Un pôle minier majeur

La Suède est de loin le principal pourvoyeur de métaux en Scandinavie avec environ 50 à 60 % de la production minière de la région. L'industrie minière suédoise est l'une des plus anciennes et des plus importantes d'Europe. Sa production de fer remonte au IXe siècle et la mine de cuivre de Falun fournissait au XVIIe siècle jusqu'aux deux tiers des besoins de l'Europe. L'essor d’une industrie sidérurgique a suivi avec l’émergence de plusieurs acteurs majeurs de l’industrie européenne. Ce secteur contribue à hauteur de 3 % au produit intérieur brut (PIB) et représente 20 % des exportations du pays.

Premier producteur de fer européen (90 % de la production), la Suède est également quatrième pays producteur de cuivre. À l’échelle mondiale, ces niveaux de production demeurent modestes mais des perspectives sont apparues dans le secteur des terres rares. Dès les années 60, des réserves substantielles avaient été identifiées à proximité du gisement de minerai de fer de Kiruna et le pays aurait le potentiel de fournir environ 18 % des besoins européens en oxydes de terres rares[1]. En 2023, les responsables de la mine évoquaient néanmoins un délai de dix à quinze ans avant la mise en exploitation du gisement, la rentabilité de l’exploitation restant à préciser et l’obtention des autorisations étant conditionnée aux négociations avec les autorités et les populations locales. Autre puissance minière notable, la Finlande est le seul pays de l'UE à abriter des mines de cobalt[2] et détient des positions fortes dans plusieurs autres métaux (fer, cuivre, zinc, nickel, chrome, or).

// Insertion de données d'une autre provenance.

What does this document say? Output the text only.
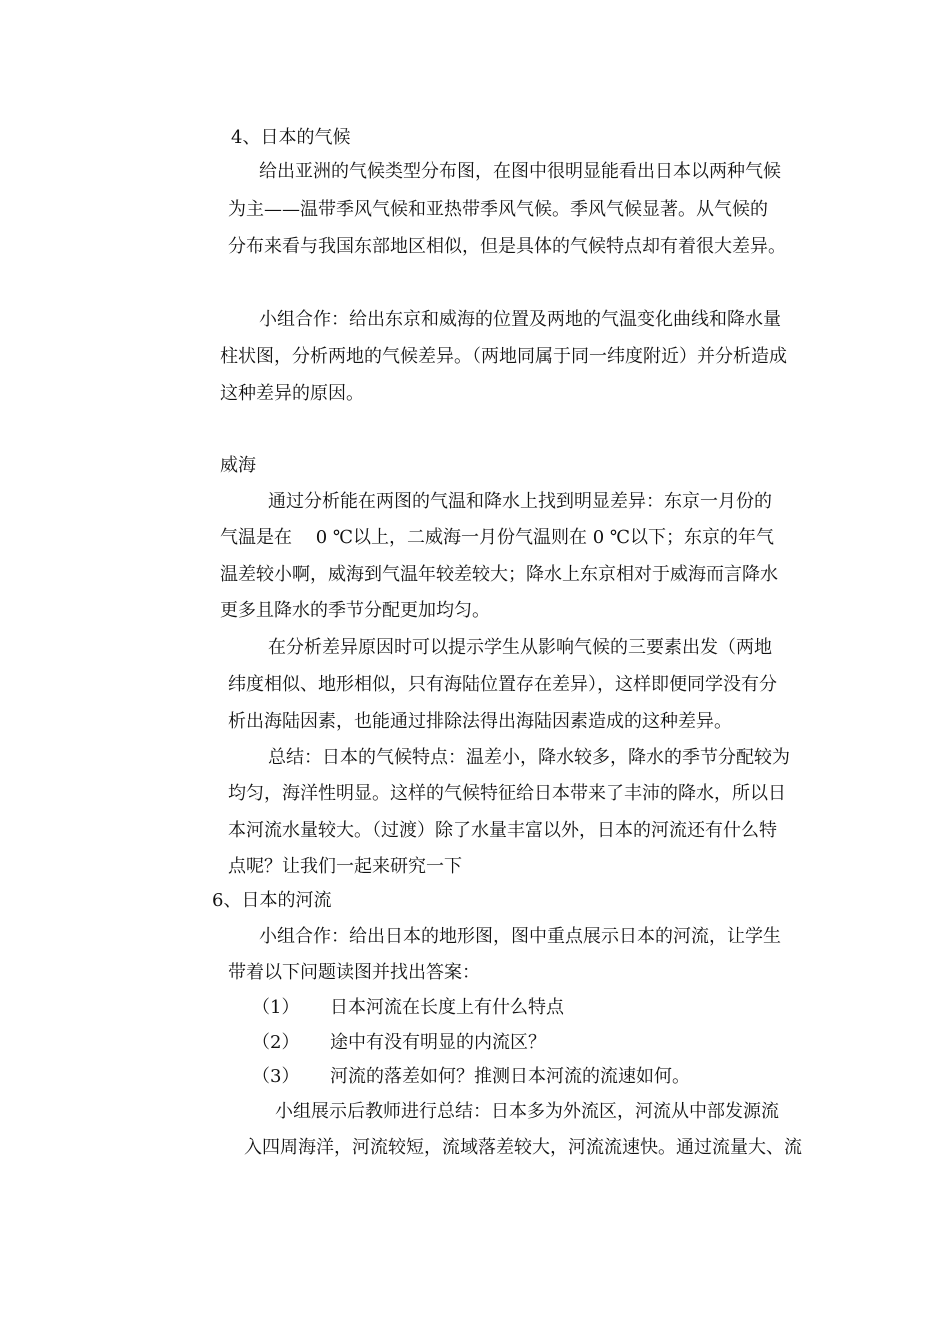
4、日本的气候
给出亚洲的气候类型分布图，在图中很明显能看出日本以两种气候
为主——温带季风气候和亚热带季风气候。季风气候显著。从气候的
分布来看与我国东部地区相似，但是具体的气候特点却有着很大差异。
小组合作：给出东京和威海的位置及两地的气温变化曲线和降水量
柱状图，分析两地的气候差异。（两地同属于同一纬度附近）并分析造成
这种差异的原因。
威海
通过分析能在两图的气温和降水上找到明显差异：东京一月份的
气温是在　 0 ℃以上，二威海一月份气温则在 0 ℃以下；东京的年气
温差较小啊，威海到气温年较差较大；降水上东京相对于威海而言降水
更多且降水的季节分配更加均匀。
在分析差异原因时可以提示学生从影响气候的三要素出发（两地
纬度相似、地形相似，只有海陆位置存在差异），这样即便同学没有分
析出海陆因素，也能通过排除法得出海陆因素造成的这种差异。
总结：日本的气候特点：温差小，降水较多，降水的季节分配较为
均匀，海洋性明显。这样的气候特征给日本带来了丰沛的降水，所以日
本河流水量较大。（过渡）除了水量丰富以外，日本的河流还有什么特
点呢？让我们一起来研究一下
6、日本的河流
小组合作：给出日本的地形图，图中重点展示日本的河流，让学生
带着以下问题读图并找出答案：
（1） 日本河流在长度上有什么特点
（2） 途中有没有明显的内流区？
（3） 河流的落差如何？推测日本河流的流速如何。
小组展示后教师进行总结：日本多为外流区，河流从中部发源流
入四周海洋，河流较短，流域落差较大，河流流速快。通过流量大、流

L'industrie minière norvégienne est moins importante que celle de la Suède et de la Finlande, mais le pays est le principal producteur de graphite naturel (une ressource essentielle à l’industrie de la batterie) au sein de l'UE. Les autorités norvégiennes ont en outre manifesté leur intérêt pour l’exploitation des fonds marins. En 2024, des blocs représentant une surface de près de 300 000 km² furent sélectionnés pour l’octroi de licences d’exploitation à partir de 2025.

Le Groenland, une richesse minière en trompe-l’œil ?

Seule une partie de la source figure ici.